The second was seen in the May local and European elections when Sinn Féin broke the mould to become a major force in Irish politics while independents became more popular than any individual party.

The third phase is more likely to be defined by economic recovery, which will be of more benefit to Fine Gael and Labour who have avoided any destabilisation pitfalls which were threatened after the voter backlash for both parties in the May elections.

The budget in four week’s time will be far more palatable than what has gone before, and the Coalition parties will push the narrative that they have pulled the country back from the brink and put it on the road to recover.

Their task, however, will be managing expectations that there might be any giveaways, or talking-up economic recovery when it is not being felt by people around the country.

Sinn Féin is likely to continue to argue that austerity has not worked for everybody and should have been dished out in a fairer way — a message that will continue to have resonance with the electorate.

The more the economy dominates the political agenda, the worse it will get for Fianna Fáil, given how it left the country’s finances when they departed office in 2011.

Another problem for the party will be the beginning of hearings by the long-awaited banking inquiry which will hear from its former leaders, Brian Cowen and Bertie Ahern.

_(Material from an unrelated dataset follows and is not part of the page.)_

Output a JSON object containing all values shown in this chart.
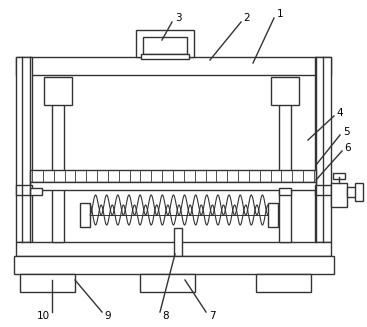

Don’t forget the healthcare: With its credibility on economics diminished, Fianna Fáil is likely to keep the focus on that other major issue of concern to voters: healthcare.

Micheál Martin set the ball rolling this week with a stinging attack on the Government’s handling of the health budget, saying officials had “cooked the books” and produced a “fraudulent” financial plan for the service.

His comments, at his party’s think-in, followed reports that the head of the HSE warned the Government about the effects of further cutbacks to the health service.

Minister Leo Varadkar rejected his accusations yesterday, insisting patient safety had always been a priority for his Department.

In a significant radio interview last week, the new health minister signalled that major promises of health reform made by his predecessor were unlikely to come to pass.

He said that James Reilly’s timeframe for abolishing the HSE in 2014, was “overambitious from the start”.

Free GP care for everyone by 2016 was a key promise of the current Coalition when it came into office in 2011. This timetable had already been altered to promise free GP care for children under six this year, people over 70 next year, and all school-going children by 2016.

Mr Varadkar appeared to row even further back on the promise, saying: “I don’t want to put a deadline on it because I can’t.” Asked if children under six would have free GP care by the end of the year, he said: “You can’t say that for certain; that depends on how the talks and negotiations go with the Irish Medical Organisation.”

The Taoiseach was quick to slap him down and insist that promised reforms should be delivered on.

But the reality is that much of the health commitments promised in the Programme for Government will not be delivered on by the next general election.